The Kursk Root Icon of the Sign (also Our Lady of Kursk) (Russian: Богоматерь Курская Коренная, Bogomater Kurskaya Korennaya, literally Theotokos of Kursk, Found Among the Roots) is an icon of Theotokos of the Sign, apparently painted in the thirteenth century and discovered in a forest near Kursk ca. 1300.

Kurskaya Korennaya icon

History

The icon was preserved in the Black Hermitage of the Roots (Chornaya Korennaya Pustyn), an abbey founded on the spot of its discovery. It was regularly brought from the abbey to Kursk in a great procession involving thousands of peasants and pilgrims. This ceremony is depicted in the famous painting by Ilya Repin; see Religious Procession in Kursk Province.

The icon actually incorporates as many as twelve figures on it: Theotokos, Infant Christ, God the Father above them (with the Holy Spirit as a dove) and nine Old Testament prophets. The image of Theotokos belongs to the Panagia type. It was regarded as a palladion of the Russian Imperial Army.

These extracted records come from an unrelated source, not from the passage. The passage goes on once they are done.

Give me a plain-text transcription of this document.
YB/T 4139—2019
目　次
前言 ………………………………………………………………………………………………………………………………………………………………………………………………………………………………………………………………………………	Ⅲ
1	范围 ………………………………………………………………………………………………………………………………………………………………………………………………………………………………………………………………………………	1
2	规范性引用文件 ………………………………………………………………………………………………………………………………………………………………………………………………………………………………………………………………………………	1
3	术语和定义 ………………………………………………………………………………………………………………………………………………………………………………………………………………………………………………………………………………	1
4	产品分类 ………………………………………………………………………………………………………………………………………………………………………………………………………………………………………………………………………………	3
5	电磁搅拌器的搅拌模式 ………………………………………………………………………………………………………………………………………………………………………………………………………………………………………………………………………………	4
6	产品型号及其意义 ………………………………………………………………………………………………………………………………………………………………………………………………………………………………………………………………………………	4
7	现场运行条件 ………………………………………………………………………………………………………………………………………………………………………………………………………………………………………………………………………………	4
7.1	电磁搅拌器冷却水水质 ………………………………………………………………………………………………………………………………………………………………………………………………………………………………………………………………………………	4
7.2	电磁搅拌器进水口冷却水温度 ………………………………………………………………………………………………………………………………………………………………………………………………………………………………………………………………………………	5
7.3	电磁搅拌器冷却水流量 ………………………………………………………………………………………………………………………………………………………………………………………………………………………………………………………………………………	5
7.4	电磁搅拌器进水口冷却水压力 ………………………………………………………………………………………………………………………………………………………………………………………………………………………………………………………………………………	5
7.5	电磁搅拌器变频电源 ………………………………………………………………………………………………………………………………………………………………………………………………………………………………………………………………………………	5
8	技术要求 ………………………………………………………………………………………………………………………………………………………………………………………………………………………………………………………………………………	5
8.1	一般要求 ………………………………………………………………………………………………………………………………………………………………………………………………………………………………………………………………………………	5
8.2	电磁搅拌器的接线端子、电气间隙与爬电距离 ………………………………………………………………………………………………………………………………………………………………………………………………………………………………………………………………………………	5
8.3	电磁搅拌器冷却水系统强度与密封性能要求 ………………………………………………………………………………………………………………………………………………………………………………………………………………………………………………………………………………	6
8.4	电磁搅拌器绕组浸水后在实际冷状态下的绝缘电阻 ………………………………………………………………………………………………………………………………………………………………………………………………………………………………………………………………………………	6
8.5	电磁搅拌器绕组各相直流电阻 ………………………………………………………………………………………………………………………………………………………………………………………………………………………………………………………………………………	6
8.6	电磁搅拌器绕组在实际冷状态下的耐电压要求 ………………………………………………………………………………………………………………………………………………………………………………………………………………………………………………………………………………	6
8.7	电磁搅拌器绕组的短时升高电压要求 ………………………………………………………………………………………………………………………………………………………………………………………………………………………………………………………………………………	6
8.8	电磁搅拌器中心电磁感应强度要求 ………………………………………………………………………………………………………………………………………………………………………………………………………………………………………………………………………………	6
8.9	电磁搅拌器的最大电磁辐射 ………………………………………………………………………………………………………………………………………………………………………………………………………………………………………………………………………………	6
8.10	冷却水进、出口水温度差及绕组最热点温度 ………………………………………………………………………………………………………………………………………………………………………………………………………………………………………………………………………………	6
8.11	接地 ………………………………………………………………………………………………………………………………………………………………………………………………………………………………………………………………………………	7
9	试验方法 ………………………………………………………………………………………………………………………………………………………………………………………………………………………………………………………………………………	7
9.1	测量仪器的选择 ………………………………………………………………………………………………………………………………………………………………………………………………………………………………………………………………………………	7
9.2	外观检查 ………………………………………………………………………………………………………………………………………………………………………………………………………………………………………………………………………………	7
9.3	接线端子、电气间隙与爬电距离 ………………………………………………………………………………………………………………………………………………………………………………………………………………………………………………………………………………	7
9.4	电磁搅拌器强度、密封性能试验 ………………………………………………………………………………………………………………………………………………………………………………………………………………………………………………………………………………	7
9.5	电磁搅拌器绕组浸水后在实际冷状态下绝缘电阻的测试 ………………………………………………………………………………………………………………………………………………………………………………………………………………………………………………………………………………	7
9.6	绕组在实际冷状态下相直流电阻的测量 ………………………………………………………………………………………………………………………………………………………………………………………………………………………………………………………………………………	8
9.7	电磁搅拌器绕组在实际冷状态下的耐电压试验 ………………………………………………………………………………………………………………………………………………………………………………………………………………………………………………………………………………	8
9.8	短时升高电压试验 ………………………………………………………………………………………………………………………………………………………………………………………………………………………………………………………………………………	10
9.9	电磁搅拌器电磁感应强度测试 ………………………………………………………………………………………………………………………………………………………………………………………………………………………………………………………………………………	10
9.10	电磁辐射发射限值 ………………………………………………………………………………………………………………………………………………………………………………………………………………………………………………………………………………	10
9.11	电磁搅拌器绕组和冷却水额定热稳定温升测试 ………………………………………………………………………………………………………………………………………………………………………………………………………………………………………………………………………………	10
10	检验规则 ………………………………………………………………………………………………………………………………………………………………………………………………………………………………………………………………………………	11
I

In the autumn of 1920, the icon was taken by the Gen Pyotr Wrangel′s White Army outside Russia; it was kept in Serbia until September 1944 (mostly in the Russian church in Belgrade), then in Vienna and Munich, finally, since January 1951 — in the United States (since 1959, in the cathedral named after the icon, in the new headquarters of the Russian Orthodox Church Outside Russia in 93rd Street New York City).

Since 2009, the icon is regularly brought to Kursk Oblast, Russia, and other places in Russia for veneration by the faithful.[1][2]